Mansfield Had Something to Say and Said It Uncommonly Well
A 1922 review of Katherine Mansfield’s The Garden Party and Other Stories is pulled “from the stacks” of a New Republic back issue. “It is necessary to read no more than two or three of Miss Mansfield’s stories before discovering that she has great talent,” American journalist Robert Littell began.
“And after reading all of them, including her first volume, Bliss, there is no doubt at all that this talent amounts to the rare thing which a lack of a juster word to express our enthusiasms we call genius, and that her name must be added to that small company of the living – so small that they could all get into one Lexington Avenue car without straphanging – who really have something to say, and can say it uncommonly well.

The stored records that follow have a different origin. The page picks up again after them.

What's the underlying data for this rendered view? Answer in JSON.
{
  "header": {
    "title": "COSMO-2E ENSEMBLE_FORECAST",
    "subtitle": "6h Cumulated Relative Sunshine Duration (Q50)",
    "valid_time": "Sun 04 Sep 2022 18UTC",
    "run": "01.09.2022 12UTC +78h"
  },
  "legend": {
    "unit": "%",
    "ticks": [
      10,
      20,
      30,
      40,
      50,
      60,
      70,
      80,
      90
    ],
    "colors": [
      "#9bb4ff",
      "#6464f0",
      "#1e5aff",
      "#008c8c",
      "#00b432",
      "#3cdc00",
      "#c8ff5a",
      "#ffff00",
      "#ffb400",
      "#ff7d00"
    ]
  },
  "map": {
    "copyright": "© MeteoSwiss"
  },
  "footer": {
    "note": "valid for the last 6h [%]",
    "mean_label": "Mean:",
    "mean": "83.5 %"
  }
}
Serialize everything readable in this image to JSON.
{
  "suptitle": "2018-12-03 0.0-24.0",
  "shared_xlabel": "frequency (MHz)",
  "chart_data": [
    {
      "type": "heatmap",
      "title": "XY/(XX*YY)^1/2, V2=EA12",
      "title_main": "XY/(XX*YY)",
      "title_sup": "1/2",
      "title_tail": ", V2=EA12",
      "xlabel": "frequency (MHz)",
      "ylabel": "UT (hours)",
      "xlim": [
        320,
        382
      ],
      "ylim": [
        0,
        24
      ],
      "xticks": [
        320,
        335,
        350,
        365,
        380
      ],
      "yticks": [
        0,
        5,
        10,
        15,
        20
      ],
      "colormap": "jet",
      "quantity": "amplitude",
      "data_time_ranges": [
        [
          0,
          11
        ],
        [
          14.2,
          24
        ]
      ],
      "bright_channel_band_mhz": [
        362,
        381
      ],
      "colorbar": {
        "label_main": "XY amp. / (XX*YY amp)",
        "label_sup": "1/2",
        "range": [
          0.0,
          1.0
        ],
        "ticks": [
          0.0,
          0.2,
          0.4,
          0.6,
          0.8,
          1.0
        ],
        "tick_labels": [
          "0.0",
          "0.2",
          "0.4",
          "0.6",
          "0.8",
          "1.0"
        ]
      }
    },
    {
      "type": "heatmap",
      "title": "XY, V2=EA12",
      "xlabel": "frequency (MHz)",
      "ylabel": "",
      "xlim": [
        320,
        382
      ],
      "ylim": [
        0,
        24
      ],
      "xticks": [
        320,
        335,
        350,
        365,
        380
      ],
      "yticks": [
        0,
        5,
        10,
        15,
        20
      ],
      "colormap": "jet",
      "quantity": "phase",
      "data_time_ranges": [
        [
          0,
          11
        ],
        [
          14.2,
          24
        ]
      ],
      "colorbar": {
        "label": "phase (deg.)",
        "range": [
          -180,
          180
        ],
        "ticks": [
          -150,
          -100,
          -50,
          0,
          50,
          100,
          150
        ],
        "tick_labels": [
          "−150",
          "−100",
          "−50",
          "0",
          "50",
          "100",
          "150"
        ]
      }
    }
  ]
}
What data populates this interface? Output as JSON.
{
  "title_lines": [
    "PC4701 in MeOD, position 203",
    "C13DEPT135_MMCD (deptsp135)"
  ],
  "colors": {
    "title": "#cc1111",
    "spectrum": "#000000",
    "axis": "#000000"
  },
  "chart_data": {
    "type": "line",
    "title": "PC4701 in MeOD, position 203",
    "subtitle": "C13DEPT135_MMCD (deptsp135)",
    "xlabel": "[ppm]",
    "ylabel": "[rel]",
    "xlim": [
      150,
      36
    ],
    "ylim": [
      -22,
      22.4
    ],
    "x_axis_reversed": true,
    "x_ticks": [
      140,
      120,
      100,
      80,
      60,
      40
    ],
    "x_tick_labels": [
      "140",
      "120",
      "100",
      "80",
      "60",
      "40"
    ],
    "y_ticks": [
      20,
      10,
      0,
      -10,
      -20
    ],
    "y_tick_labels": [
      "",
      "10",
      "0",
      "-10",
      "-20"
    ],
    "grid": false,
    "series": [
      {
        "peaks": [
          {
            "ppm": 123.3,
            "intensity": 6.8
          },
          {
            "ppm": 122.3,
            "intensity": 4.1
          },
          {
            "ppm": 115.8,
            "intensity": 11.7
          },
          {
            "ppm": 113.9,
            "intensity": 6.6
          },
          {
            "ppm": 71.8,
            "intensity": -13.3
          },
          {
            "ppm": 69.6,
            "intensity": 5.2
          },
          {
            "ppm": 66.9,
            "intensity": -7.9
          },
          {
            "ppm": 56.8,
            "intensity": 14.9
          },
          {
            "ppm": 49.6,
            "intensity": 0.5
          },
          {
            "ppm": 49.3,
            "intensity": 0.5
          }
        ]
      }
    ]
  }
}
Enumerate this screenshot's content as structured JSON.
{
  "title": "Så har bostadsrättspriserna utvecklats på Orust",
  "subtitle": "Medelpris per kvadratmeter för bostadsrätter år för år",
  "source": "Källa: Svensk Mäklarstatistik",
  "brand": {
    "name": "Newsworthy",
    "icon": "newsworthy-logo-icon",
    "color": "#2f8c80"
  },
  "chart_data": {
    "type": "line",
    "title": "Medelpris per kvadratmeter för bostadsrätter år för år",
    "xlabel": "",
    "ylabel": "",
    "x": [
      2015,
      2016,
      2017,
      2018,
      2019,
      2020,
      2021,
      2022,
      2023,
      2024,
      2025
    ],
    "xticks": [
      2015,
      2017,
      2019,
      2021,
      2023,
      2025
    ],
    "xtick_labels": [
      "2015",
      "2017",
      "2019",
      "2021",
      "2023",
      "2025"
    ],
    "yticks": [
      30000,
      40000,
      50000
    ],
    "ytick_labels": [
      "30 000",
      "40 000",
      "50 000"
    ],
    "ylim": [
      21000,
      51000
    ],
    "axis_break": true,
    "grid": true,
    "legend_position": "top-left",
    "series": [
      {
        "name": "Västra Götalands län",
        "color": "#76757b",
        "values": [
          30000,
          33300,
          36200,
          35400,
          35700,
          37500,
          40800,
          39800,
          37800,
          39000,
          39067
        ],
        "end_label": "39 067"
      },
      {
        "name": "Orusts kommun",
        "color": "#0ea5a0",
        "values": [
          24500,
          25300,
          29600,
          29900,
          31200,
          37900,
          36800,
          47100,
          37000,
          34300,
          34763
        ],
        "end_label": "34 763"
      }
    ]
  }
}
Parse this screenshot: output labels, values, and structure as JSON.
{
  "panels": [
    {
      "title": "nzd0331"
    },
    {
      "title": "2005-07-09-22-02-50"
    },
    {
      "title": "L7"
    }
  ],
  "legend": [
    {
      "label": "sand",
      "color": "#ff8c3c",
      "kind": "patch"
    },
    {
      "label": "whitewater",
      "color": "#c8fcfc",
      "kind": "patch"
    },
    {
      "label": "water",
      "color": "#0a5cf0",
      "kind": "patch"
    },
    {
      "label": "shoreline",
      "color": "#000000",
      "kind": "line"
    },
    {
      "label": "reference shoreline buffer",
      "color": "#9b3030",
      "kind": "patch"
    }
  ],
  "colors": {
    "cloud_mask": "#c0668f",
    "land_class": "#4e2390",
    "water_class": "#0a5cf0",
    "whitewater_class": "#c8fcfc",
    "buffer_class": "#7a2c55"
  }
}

“Miss Mansfield does not write what one usually thinks of as a “short story.” She is interested in people, not in plots, in the substance and color of life, and not the chess patterns that can be made with it.
“All the more difficult is her art because it deals with what on the face of them are such trifles, with passing joys, old sadnesses suddenly unburied, the particular feeling of a time of day, the brief moods that chase each other across human souls like small shadows across the water. She is a connoisseur of the ripples that mean so much more than waves, a collector of little emotions caught on the wing, never pinned or bottled in her pages, but kept alive there in all their fragile iridescent colours.”
Original article by Robert Littell, The New Republic, January 9, 2014.